Tenslotte heeft Wilders zijn succes mede te danken aan zijn tegenstanders, zij die hem ‘demoniseren’. Omdat Wilders zich op een buitengewoon felle manier uit krijgt hij natuurlijk veel kritiek. In plaats van inhoudelijk op deze kritiek in te gaan gaat Wilders in de tegenaanval: de kritiek is een poging om hem monddood te maken, hem te demoniseren. Vaak hoor je ook dat je geen godwin mag maken, een vergelijking van Wilders met Hitler. Ik zal – in tegenstelling tot Geert Mak, Rob Riemen, Fouad Sidali en vele anderen – Wilders niet met de Führer vergelijken. Gaat u maar rustig slapen (voor de kenners: ik maakte zojuist een Colijntje). De grote blonde PVV-leider kun je mijns inziens het beste vergelijken met een Teflonpan. Dat komt omdat alle kritiek gemakkelijk van hem afglijdt. Bovendien krijgt Wilders door al deze kritiek veel aandacht, waardoor hij in zijn rol als Messias en martelaar van het vrije woord wordt bevestigd. Zijn verdedigingsstrategie heeft Wilders natuurlijk afgekeken van Fortuyn, die zich weer heeft laten inspireren door zijn grote voorbeeld Van der Capellen.

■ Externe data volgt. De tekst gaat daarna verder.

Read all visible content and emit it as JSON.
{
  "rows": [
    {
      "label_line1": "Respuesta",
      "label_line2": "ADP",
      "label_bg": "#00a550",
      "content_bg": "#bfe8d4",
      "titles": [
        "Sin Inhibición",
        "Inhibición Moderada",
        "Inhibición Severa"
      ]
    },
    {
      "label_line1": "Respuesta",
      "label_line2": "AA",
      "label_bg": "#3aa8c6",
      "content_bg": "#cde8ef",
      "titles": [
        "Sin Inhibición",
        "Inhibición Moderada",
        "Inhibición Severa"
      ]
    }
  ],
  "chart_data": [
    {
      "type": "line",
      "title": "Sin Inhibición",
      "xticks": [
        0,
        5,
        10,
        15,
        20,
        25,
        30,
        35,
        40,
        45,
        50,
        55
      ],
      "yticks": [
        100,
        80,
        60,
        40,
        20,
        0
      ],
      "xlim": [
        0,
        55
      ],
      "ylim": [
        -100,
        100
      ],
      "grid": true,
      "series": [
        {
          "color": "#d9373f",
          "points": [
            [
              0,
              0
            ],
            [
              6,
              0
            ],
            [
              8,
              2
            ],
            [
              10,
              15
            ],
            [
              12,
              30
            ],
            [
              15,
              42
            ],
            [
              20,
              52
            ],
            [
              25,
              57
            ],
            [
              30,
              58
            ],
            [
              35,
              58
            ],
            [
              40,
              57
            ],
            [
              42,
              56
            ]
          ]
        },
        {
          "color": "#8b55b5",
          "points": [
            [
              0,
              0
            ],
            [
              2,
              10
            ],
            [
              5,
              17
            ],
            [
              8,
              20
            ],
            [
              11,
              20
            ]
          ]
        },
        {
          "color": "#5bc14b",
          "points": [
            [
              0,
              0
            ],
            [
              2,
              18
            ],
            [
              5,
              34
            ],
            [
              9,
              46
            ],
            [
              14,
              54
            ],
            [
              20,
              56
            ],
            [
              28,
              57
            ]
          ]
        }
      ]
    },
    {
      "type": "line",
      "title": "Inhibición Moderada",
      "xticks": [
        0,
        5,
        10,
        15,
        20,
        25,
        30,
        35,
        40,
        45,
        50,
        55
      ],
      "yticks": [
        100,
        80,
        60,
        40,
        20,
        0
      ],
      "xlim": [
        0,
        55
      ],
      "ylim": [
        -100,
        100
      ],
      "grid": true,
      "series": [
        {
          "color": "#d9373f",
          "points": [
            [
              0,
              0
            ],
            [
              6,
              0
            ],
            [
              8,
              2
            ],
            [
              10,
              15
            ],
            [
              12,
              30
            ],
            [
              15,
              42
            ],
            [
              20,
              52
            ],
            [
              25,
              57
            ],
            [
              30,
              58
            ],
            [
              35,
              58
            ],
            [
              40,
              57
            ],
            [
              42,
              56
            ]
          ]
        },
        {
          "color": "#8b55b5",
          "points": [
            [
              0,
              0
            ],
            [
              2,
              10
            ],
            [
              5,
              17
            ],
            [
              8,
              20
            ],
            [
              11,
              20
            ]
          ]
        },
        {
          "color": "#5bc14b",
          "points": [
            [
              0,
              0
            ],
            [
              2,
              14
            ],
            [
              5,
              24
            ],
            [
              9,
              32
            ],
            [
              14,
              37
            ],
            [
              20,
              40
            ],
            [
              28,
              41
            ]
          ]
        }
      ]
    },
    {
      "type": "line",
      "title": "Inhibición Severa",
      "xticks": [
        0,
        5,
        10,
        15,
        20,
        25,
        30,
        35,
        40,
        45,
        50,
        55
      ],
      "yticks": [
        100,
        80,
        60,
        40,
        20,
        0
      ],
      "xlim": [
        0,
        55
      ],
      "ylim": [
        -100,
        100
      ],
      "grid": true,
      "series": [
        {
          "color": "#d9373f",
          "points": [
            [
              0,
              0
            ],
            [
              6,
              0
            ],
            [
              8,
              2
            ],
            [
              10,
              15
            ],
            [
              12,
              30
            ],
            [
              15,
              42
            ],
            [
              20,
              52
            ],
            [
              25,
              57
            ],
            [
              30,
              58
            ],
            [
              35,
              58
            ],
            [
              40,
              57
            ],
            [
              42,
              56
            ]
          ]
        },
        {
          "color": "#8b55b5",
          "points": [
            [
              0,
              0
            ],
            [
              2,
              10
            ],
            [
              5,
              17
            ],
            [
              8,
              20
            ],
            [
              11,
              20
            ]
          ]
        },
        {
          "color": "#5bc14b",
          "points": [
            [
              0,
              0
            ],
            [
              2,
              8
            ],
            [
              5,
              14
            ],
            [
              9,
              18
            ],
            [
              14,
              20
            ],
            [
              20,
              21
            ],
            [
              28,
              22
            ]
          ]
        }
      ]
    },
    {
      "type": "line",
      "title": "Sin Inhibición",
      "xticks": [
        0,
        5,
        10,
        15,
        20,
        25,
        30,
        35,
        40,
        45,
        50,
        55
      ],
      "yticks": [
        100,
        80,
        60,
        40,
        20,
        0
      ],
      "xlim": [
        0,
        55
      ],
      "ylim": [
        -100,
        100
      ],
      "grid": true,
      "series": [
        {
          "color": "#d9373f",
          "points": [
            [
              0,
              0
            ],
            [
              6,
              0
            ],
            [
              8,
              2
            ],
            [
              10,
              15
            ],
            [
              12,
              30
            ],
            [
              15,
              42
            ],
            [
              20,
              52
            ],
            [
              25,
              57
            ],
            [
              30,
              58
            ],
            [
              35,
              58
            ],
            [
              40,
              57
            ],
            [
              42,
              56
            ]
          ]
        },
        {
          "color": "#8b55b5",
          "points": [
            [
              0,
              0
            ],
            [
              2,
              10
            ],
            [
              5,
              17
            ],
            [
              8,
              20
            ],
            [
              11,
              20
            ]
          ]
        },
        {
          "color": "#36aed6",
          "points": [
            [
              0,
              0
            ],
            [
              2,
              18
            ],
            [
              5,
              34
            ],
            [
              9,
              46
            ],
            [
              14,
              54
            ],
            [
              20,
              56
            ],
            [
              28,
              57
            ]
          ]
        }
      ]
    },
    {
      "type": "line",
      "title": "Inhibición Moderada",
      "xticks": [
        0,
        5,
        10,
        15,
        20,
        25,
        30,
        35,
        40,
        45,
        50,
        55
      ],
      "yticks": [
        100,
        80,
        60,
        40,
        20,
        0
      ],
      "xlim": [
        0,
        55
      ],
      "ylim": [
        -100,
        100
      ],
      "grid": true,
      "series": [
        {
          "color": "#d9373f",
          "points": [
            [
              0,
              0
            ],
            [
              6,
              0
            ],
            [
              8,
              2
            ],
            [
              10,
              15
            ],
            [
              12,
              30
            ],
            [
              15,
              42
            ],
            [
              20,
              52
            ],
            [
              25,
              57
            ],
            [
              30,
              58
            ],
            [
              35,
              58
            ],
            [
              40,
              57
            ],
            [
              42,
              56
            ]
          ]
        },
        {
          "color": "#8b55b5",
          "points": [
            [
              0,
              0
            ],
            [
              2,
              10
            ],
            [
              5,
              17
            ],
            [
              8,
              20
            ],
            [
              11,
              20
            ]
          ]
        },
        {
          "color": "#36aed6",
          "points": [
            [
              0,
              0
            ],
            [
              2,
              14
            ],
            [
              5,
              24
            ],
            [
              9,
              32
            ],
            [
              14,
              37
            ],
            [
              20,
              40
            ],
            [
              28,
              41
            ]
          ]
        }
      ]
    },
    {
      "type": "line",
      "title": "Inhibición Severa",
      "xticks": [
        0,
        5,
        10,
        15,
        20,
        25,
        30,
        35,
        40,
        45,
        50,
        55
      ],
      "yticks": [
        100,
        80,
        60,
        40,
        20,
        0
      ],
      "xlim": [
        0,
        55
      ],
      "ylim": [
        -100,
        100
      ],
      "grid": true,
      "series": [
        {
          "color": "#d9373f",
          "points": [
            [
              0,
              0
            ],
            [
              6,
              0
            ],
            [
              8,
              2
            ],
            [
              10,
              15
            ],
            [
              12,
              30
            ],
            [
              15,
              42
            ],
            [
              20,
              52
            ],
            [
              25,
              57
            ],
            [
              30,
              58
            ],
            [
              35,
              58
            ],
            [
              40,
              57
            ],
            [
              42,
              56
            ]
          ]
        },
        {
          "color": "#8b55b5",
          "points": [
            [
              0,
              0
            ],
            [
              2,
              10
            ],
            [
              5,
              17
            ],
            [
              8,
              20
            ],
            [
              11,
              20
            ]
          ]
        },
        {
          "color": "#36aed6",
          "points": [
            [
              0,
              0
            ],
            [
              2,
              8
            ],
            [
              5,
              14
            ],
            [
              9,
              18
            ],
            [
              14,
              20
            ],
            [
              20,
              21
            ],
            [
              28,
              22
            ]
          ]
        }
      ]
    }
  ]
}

In een brief aan Benjamin Franklin, de beroemde Amerikaanse revolutionair, schreef Van der Capellen dat hij zijn levensmotto ontleende aan een passage uit het Essay on Man van de Engelse dichter Alexander Pope:

Truths would you teach, or save a sinking land?
All fear, none aid you, and few understand.”

Ewout Klei is politiek historicus. Deze tekst sprak hij uit dinsdagavond uit tijdens een debat in Kampen over populisme.